In truth, Trump never answered one question fully. He would rant, often at Tur and the media, at Hillary Clinton, the Chinese and even the Mexicans. (He still can’t let up on that, no matter how grossly miserable his infamous words were and still are being contradicted and stirring ire among Hispanics in particular and intelligent, sentient beings in general.)

Trump always claims he started out with practically nothing, willfully ignoring that he was trained and financed by a real estate mogul millionaire — his dad!

His rise in almost meaningless polls — which are driven by name recognition much more than acceptance of his ridiculous self-promotion and racist utterings — is cited and accepted, piecemeal, by the 24/7 cable television world, which fills its cycle largely with cheap talk. And Trump is the standard-bearer for cheap and usually misconceived talk.

What Trump is really doing is distracting voters, while Republican candidates want to focus on the likely Democratic presidential candidate, Hillary Clinton.

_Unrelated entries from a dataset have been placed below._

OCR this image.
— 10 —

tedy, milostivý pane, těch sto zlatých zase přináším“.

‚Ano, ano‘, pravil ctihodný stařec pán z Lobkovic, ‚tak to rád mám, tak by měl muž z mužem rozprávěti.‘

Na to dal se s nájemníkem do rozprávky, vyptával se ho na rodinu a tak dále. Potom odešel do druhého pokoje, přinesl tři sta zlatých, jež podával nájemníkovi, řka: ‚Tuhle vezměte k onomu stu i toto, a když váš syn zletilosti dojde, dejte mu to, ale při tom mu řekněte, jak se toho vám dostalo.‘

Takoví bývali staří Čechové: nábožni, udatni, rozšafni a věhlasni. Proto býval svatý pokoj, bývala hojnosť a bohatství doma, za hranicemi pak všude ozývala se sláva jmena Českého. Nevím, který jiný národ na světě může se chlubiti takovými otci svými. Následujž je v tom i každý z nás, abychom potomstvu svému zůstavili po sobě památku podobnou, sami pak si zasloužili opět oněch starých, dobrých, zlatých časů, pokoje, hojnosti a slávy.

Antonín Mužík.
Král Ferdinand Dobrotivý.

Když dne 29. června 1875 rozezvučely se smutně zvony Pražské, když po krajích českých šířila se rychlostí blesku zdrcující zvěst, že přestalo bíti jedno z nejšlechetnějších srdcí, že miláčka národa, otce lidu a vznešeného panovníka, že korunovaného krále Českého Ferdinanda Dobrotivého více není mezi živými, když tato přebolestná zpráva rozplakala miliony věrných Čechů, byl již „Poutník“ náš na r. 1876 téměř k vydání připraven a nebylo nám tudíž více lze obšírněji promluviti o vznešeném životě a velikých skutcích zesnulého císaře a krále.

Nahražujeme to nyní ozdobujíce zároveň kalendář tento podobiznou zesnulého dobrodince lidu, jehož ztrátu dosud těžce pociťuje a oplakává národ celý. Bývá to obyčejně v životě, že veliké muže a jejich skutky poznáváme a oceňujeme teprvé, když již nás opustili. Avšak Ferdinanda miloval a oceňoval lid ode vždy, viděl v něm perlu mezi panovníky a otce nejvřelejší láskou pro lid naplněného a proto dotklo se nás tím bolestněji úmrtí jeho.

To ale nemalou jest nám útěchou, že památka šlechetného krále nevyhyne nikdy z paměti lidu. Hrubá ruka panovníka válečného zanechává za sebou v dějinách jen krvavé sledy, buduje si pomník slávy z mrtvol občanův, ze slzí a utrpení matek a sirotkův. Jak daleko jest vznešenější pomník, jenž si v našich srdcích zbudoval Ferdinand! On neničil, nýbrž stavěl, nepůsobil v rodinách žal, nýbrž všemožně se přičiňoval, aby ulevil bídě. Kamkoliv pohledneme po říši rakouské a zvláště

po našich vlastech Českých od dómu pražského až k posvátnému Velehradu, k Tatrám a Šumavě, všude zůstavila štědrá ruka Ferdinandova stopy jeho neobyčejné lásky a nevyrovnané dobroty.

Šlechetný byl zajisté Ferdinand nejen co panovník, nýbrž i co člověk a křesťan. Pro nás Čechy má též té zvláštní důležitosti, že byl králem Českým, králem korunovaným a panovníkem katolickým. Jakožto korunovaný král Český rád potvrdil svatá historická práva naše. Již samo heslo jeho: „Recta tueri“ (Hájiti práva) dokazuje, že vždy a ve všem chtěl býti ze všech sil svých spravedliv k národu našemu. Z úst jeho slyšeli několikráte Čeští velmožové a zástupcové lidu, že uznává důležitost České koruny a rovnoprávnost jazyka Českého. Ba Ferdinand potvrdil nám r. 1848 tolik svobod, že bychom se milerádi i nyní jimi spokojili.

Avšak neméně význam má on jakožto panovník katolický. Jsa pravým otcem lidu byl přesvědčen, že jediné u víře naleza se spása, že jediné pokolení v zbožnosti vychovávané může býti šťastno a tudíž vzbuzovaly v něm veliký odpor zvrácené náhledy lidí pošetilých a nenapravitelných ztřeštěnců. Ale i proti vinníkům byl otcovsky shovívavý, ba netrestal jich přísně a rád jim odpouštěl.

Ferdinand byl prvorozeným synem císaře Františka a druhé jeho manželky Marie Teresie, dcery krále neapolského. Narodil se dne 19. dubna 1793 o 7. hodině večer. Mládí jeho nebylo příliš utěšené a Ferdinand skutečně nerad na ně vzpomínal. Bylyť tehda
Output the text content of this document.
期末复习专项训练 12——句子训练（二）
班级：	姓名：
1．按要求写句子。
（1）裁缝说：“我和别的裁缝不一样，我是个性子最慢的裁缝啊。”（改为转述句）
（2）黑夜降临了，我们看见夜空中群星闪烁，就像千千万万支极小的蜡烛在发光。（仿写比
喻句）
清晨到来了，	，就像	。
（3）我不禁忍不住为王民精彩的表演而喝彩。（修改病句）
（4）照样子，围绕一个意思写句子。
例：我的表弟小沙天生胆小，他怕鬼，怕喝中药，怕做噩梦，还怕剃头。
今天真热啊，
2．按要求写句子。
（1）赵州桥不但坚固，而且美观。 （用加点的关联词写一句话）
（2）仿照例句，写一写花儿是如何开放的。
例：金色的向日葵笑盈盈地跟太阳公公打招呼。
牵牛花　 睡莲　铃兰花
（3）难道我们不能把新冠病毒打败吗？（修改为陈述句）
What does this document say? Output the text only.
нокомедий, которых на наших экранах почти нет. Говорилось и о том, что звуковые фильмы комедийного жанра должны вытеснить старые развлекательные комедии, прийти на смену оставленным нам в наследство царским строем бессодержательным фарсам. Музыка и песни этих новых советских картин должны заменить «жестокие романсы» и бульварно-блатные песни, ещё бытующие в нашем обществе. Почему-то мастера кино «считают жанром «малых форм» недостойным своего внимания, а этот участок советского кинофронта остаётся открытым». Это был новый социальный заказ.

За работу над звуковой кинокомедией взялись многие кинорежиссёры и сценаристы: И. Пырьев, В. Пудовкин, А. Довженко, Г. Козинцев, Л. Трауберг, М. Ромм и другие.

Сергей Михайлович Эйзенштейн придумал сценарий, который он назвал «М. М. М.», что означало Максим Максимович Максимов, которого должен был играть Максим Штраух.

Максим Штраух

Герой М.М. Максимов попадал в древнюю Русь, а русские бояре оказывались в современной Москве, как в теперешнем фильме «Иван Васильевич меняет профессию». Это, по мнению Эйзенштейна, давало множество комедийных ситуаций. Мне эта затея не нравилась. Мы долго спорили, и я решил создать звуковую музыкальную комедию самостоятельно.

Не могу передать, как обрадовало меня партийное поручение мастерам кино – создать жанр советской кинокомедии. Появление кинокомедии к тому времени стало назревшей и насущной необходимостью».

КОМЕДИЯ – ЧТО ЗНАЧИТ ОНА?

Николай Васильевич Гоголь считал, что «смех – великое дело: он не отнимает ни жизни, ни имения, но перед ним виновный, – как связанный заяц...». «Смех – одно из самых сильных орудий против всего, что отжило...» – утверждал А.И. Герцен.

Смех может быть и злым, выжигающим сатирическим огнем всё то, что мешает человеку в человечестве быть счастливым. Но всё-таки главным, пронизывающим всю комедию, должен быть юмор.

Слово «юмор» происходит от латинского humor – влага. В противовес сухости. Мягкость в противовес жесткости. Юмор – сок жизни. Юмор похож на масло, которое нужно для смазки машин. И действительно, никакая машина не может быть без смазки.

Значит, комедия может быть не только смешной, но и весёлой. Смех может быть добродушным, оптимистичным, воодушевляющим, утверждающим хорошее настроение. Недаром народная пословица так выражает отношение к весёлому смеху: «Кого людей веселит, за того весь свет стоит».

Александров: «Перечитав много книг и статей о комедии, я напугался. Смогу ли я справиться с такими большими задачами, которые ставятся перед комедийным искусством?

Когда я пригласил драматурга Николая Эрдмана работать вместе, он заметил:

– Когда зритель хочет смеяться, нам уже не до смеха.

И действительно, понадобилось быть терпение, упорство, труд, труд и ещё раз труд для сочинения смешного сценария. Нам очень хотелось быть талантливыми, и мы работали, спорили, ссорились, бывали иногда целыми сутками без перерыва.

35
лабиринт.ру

In this writer’s opinion, Marco Rubio and Jeb Bush should have emulated the late, great Harry Truman, who publicly threatened to “punch in the face” a critic who panned his daughter’s piano playing skills.

Trump is also baring an ugly reality about modern-day politics: instead of speaking openly and honestly on critical issues, candidates play to various blocs at various times, which is why they all seem so mealy-mouthed when called upon to speak out clearly on a vital issue or to inveigh against demagogues like Trump and Sen. Ted Cruz.